AK Parti İstanbul Milletvekili, İçişleri eski Bakanı Süleyman Soylu’nun yasama dokunulmazlığının kaldırılması istemiyle Meclis Başkanlığına başvurusu haberi, Cumhurbaşkanı Recep Tayyip Erdoğan’ın ‘İsrail’e gireriz’ açıklamasının ardından ortaya çıkan manzaraları hatırlattı bana…
Hani şu askerlik zamanı geldiğinde, sahte çürük raporu alıp askerden kaçan ‘yiğitlerin’ Gazze için seferber oluşları gibi…
Soylu’nun bu çıkışının da onlardan hiçbir farkı yok.
Şuan ki meclis tablosunda Soylu’nun dokunulmazlığının kaldırılmasını ancak ‘Hayırsever Rezza’nın önüne yatan eski içişleri bakanın hesap vermesi kadar anlam ifade eder.
Soylu’nun amacı da zaten hesap vermek değil, siyasi bir şov, basit bir algı oyunu…
Maalesef bugün ülkemizde her şey algıdan ibaret…
Mesela siz en yüksek perdeden vatan millet edebiyatı yapanların kendilerinin ya da çocuklarının cepheye gittiğini gördünüz mü?
Geçtiğimiz günlerde bir yerde denk gelmişti, ‘Onlar ırmağın cebine akan kısmını seviyor’ diye…
Hamasetle insanların gözünü boyayıp, cukkayı dolduranları öyle güzel anlatıyor ki…
Hani şu fakirliği yüceltip, kendilerini ise bu yücelikten mahrum eden ‘din adamları’ gibi…

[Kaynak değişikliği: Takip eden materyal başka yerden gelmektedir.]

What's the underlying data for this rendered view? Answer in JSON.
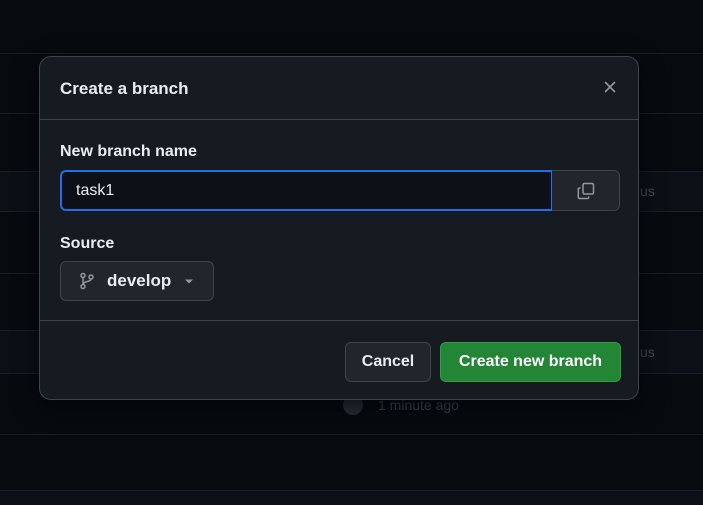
{
  "background": {
    "rows": [
      {
        "text": "us"
      },
      {
        "text": "us"
      },
      {
        "text": "1 minute ago"
      }
    ]
  },
  "dialog": {
    "title": "Create a branch",
    "close_icon": "close-icon",
    "branch_name": {
      "label": "New branch name",
      "value": "task1",
      "copy_icon": "copy-icon"
    },
    "source": {
      "label": "Source",
      "selected": "develop",
      "branch_icon": "git-branch-icon",
      "caret_icon": "triangle-down-icon"
    },
    "buttons": {
      "cancel": "Cancel",
      "create": "Create new branch"
    }
  },
  "colors": {
    "accent": "#1f6feb",
    "primary_button": "#238636",
    "surface": "#161b22",
    "page_bg": "#0d1117"
  }
}
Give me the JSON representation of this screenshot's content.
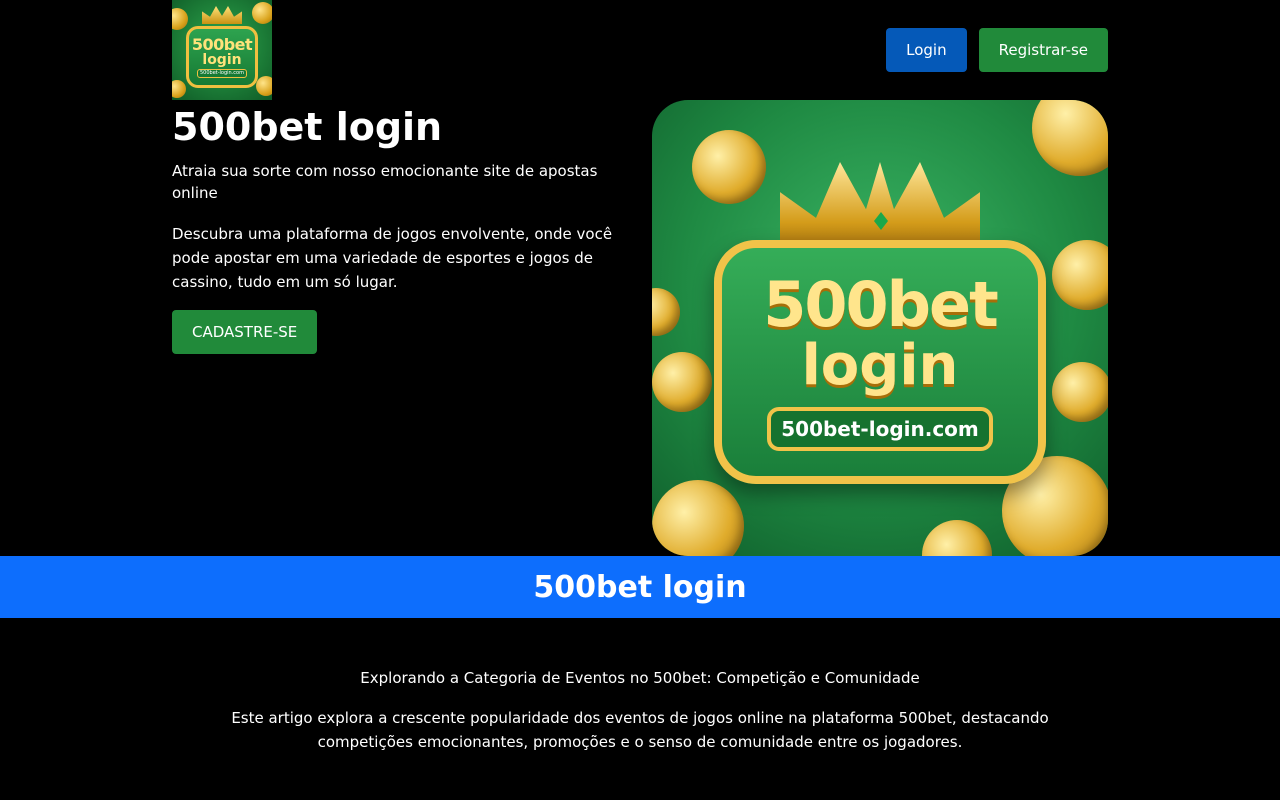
{
  "header": {
    "logo": {
      "line1": "500bet",
      "line2": "login",
      "domain": "500bet-login.com"
    },
    "login_label": "Login",
    "register_label": "Registrar-se"
  },
  "hero": {
    "title": "500bet login",
    "subtitle": "Atraia sua sorte com nosso emocionante site de apostas online",
    "description": "Descubra uma plataforma de jogos envolvente, onde você pode apostar em uma variedade de esportes e jogos de cassino, tudo em um só lugar.",
    "cta_label": "CADASTRE-SE",
    "image": {
      "line1": "500bet",
      "line2": "login",
      "domain": "500bet-login.com"
    }
  },
  "banner": {
    "title": "500bet login"
  },
  "article": {
    "title": "Explorando a Categoria de Eventos no 500bet: Competição e Comunidade",
    "description": "Este artigo explora a crescente popularidade dos eventos de jogos online na plataforma 500bet, destacando competições emocionantes, promoções e o senso de comunidade entre os jogadores."
  },
  "colors": {
    "background": "#000000",
    "login_button": "#0559b8",
    "register_button": "#218a3a",
    "banner": "#0d6efd"
  }
}
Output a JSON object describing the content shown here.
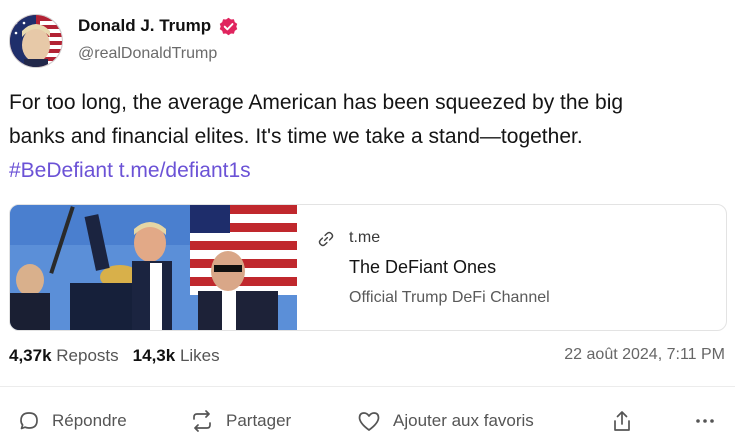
{
  "post": {
    "author_name": "Donald J. Trump",
    "handle": "@realDonaldTrump",
    "body_line1": "For too long, the average American has been squeezed by the big",
    "body_line2": "banks and financial elites. It's time we take a stand—together.",
    "hashtag": "#BeDefiant",
    "link": "t.me/defiant1s"
  },
  "link_card": {
    "domain": "t.me",
    "title": "The DeFiant Ones",
    "description": "Official Trump DeFi Channel"
  },
  "stats": {
    "reposts_count": "4,37k",
    "reposts_label": "Reposts",
    "likes_count": "14,3k",
    "likes_label": "Likes",
    "timestamp": "22 août 2024, 7:11 PM"
  },
  "actions": {
    "reply": "Répondre",
    "share": "Partager",
    "favorite": "Ajouter aux favoris",
    "upload_icon": "upload-icon",
    "more_icon": "more-icon"
  },
  "colors": {
    "hashtag": "#6b52d6",
    "verified_badge": "#e0245e"
  }
}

Lafa gelince mangalda kül bırakmayanlar, iş icraata geldiğinde bin bir türlü mazeret üretiyor.
Başkalarının canı, başkalarının çocukları, başkalarının yoksulluğu üzerinden yiğitlik yapmak kolay.
Önemli olan bu konudaki samimiyettir.
Samimiyeti ise söylem değil, eylem gösterir.
Neyse ki bu ülke onlardan ibaret değil.
Sayıları da sanıldığı kadar çok değil.
Bu ülkeyi;
Yanan ormanların yerini otel yapmayacak;
Zeytinliklerini madenlere kurban etmeyecek;
Üç kuruş için akan ırmağını zehirlemeyecek kadar çok seven milyonları var.
Ve onlar günü geldiğinde hamaset değil, gereğini yapar.